I have my own theories on this one. After years of working in a technical field and finding myself having to modify my natural communications style, I finally realized a pattern. Having recognized this pattern, I then also noticed the majority of people in leadership positions seemed to fall near one point in this pattern.

It was not the people with the best language skills who seemed to be in leadship positions. In fact, it appeared to be those with somewhat limited, but not too limited language skills. Having thought about this, I figured the language skills were in some ways ideally suited to communicating with a wider audience. Those with limited skills would be able to understand them. Whereas those with greater language skills were also able to understand them as their advanced language skills give them the ability to deal with a wider variety of language styles.

Interesting to hear of a book name The Bell Curve. I wonder if it even comes close to my own bell curve. My own bell curve has an arbitrary scale of 0 to 10 (value is not an indication of better or worse). On this scale, society seems to most often choose people in the 2 to 4 range for leadership. In my opinion, people with the most flexibility to deal with language fall in the 6 to 8 range.

In my estimates of the gender differences, the centers of the gender bell curves are very slightly different. The male curve centers at 4.7 and the female curve centers at around 5.1. So overall, not much of a difference on average between males and females. However, at certain points on the curves, there can be significant gender statistical differences. So for example, at around the 3 point on my arbitrary scale, there are 4 men for every 1 female.

Most of this is nothing more than theory and a lot of estimation. Used some real statistics combined with a whole lot of estimates. Now, I realize I have indicated on average males have slightly poorer language skills. Then again, I am male, so does this make it ok. Either way, I feel it is important to try and understand how things work, whether the results are necessarily what we may want them to be.

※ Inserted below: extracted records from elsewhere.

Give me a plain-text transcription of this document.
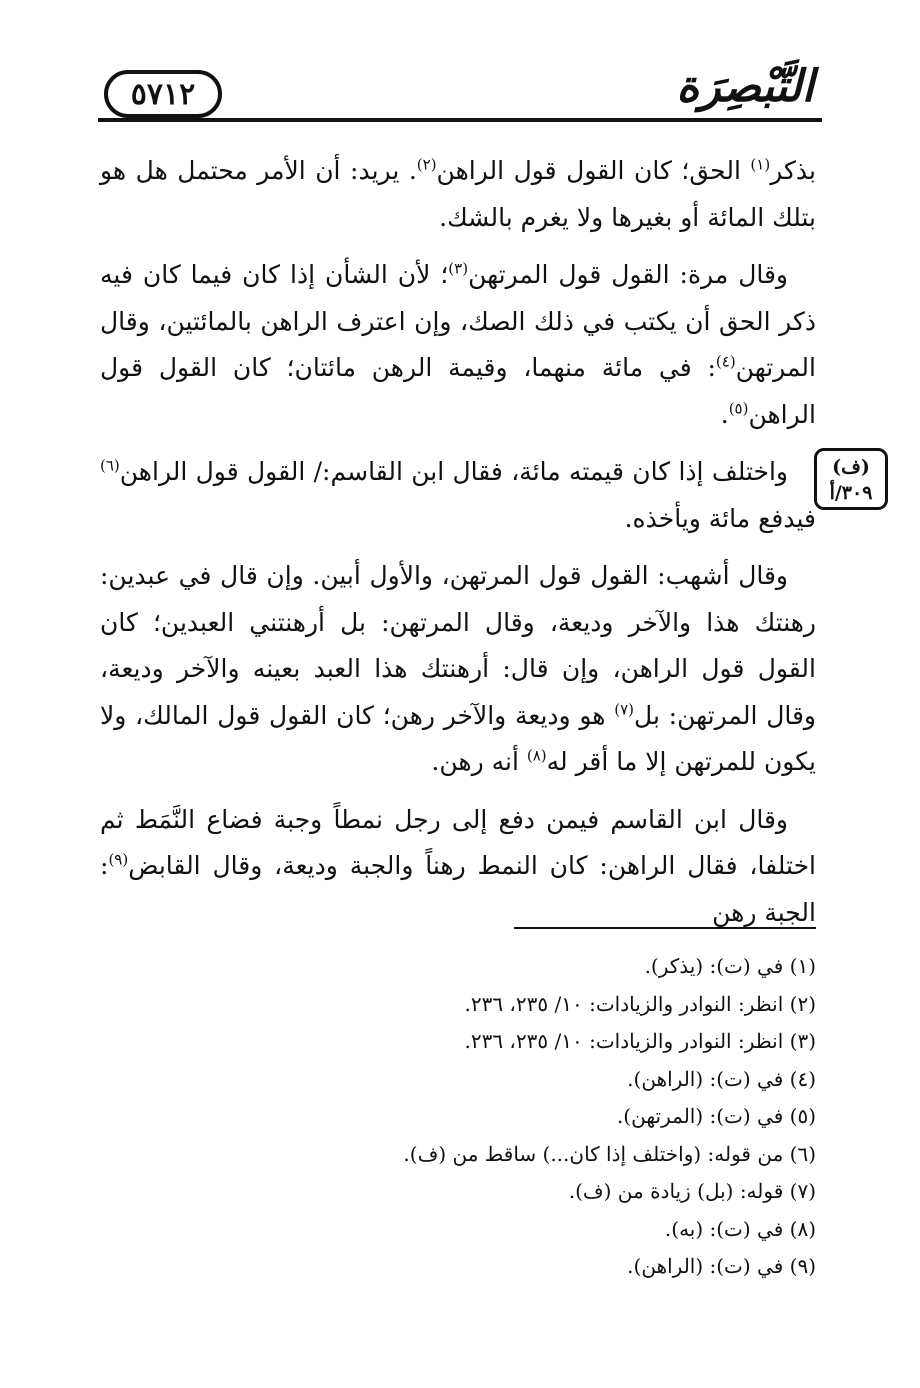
٥٧١٢	التَّبْصِرَة
(ف)
٣٠٩/أ

بذكر$^{(١)}$ الحق؛ كان القول قول الراهن$^{(٢)}$. يريد: أن الأمر محتمل هل هو بتلك المائة أو بغيرها ولا يغرم بالشك.

وقال مرة: القول قول المرتهن$^{(٣)}$؛ لأن الشأن إذا كان فيما كان فيه ذكر الحق أن يكتب في ذلك الصك، وإن اعترف الراهن بالمائتين، وقال المرتهن$^{(٤)}$: في مائة منهما، وقيمة الرهن مائتان؛ كان القول قول الراهن$^{(٥)}$.

واختلف إذا كان قيمته مائة، فقال ابن القاسم:/ القول قول الراهن$^{(٦)}$ فيدفع مائة ويأخذه.

وقال أشهب: القول قول المرتهن، والأول أبين. وإن قال في عبدين: رهنتك هذا والآخر وديعة، وقال المرتهن: بل أرهنتني العبدين؛ كان القول قول الراهن، وإن قال: أرهنتك هذا العبد بعينه والآخر وديعة، وقال المرتهن: بل$^{(٧)}$ هو وديعة والآخر رهن؛ كان القول قول المالك، ولا يكون للمرتهن إلا ما أقر له$^{(٨)}$ أنه رهن.

وقال ابن القاسم فيمن دفع إلى رجل نمطاً وجبة فضاع النَّمَط ثم اختلفا، فقال الراهن: كان النمط رهناً والجبة وديعة، وقال القابض$^{(٩)}$: الجبة رهن

(١) في (ت): (يذكر).
(٢) انظر: النوادر والزيادات: ١٠/ ٢٣٥، ٢٣٦.
(٣) انظر: النوادر والزيادات: ١٠/ ٢٣٥، ٢٣٦.
(٤) في (ت): (الراهن).
(٥) في (ت): (المرتهن).
(٦) من قوله: (واختلف إذا كان...) ساقط من (ف).
(٧) قوله: (بل) زيادة من (ف).
(٨) في (ت): (به).
(٩) في (ت): (الراهن).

I am not overly convinced by my own thoughts on this. Just a hypothesis at this point. I just thought it would be interesting to put it out there. The only reason I put out the rather poorly derived numbers, was to help clarify the idea. One was the fact, the positions of greatest skill in a given area is not necessarily at the end of the scale. Also, it indicates both males and females span the entire range, but in differing proportions. This is also an over simplification of what I have come up with.